Eadlin lunged at the faun with her dagger, but he captured her scrawny wrist in his massive hand. “Cut me, woman,” he snarled, his foul breath causing Eadlin to wince, “and a blood curse shall forever befall your line. Don’t be a fool! Yield!”
“You will not take her!” Eadlin struck her captured forearm to force it down and out from the faun’s grasp, freeing her weapon hand.

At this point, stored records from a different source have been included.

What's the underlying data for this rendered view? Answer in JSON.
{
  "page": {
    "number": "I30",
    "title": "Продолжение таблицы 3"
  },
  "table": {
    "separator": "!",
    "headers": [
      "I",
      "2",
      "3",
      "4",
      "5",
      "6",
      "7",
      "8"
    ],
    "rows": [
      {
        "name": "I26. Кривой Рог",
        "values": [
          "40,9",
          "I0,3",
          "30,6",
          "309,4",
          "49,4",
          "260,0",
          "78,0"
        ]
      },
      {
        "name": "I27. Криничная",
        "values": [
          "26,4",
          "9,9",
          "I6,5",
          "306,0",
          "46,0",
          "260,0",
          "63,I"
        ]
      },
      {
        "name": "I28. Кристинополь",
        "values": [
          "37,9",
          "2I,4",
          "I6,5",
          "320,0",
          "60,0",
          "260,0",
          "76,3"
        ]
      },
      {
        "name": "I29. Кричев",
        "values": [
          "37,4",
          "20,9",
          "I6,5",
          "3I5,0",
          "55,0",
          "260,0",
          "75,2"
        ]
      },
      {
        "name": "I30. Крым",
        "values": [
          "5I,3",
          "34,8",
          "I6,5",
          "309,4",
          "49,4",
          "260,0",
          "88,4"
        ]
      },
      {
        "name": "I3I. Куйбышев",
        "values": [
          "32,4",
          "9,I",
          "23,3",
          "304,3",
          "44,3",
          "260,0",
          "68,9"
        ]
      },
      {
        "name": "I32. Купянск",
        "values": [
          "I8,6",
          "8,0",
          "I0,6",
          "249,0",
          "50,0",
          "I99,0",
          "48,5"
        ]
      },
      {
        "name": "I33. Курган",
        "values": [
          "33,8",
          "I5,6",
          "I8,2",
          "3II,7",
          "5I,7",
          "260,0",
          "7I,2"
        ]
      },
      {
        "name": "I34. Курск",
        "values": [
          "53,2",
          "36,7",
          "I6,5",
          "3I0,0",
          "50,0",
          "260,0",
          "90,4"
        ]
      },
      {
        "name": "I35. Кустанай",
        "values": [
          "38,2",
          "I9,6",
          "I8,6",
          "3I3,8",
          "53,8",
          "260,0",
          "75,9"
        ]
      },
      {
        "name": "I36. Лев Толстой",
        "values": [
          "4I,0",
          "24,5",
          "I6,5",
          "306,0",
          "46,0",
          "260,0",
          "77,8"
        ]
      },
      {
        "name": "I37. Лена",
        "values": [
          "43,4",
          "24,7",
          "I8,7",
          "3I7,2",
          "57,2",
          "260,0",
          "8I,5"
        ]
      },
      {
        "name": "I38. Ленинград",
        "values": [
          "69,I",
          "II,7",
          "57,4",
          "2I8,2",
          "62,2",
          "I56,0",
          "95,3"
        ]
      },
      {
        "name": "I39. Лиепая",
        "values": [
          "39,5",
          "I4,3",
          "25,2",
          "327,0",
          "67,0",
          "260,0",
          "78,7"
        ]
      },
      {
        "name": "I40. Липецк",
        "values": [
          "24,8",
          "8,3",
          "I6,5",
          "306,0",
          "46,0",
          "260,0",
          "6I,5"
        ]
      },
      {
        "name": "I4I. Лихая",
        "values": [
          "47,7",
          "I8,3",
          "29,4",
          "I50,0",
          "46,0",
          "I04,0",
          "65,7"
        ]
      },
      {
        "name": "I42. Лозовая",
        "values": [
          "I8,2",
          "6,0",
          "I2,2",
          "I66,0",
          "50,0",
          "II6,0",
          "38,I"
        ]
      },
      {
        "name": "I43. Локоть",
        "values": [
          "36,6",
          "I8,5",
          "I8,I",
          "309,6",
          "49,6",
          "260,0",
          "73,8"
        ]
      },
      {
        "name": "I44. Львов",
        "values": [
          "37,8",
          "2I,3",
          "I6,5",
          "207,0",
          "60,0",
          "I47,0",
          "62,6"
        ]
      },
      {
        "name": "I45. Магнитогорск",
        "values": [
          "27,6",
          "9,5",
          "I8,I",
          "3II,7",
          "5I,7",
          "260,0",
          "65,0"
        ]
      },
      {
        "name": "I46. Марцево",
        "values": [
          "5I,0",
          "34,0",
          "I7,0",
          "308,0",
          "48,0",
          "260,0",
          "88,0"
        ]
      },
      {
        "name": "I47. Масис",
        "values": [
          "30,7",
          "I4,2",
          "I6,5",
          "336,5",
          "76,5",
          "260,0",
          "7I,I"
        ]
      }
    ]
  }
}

Two erstwhile guardsmen dragged the frantic Rosalinde from her seat. The girl writhed and cried out for her mother.
Pushing Eadlin away, the faun crouched to deflect Eadlin’s stab with his horns — just as Fosin’s kitchen knife sunk under his ribs, and as Fosin expected, the faun jolted back, allowing Fosin to wrap his other arm around the monster’s throat, pinning him.
The rest was effortless. Fosin expertly dragged his knife through muscle, tendon, and kidney to strike bone.
* * *
“Mendacium!”
Grinning, Fosin helped Gradif from the grave. The old man clambered to toss aside his shovel and brush soil from his leggings. “You’re a liar and a thief, Fosin Paio. Snake-tongued deceiver, you’ve pocketed my time with your outrageous tale.”
Fosin bowed dramatically and placed his hands against his heart. “I played my part, Gradif, and told you no lies. God’s truth is I single-handedly saved the Earl’s daughter from a monster this day, and together, we may bury the evidence, but I pray my good deed will have you think better of me.”
“What evidence?” the undertaker grumbled, marching to the wagon to peer over the side. “I thought this to be the Earl?”
Hovering over the lantern’s light, Fosin pinched the air with his fingers and drew his hands toward his chest.
Gradif recoiled. “Bull-shite!” He reached to whip back the bloodied shroud from the corpse’s head. Above the faun's vacant eyes gaped gore-laden holes in his scalped skull.
The undertaker glared at Fosin and removed a silver flask from his jacket. Opening it, he glanced to the sky. “Lord, this is why I drink.”
* * *
Alone, seated cockeyed in her throne at the end of the sprawling hall before a dying fire, Lady Eadlin raised her wine goblet to the horns mounted above the mantel. A gruesome wash of guts and blood raced down her arm. “Emmy.”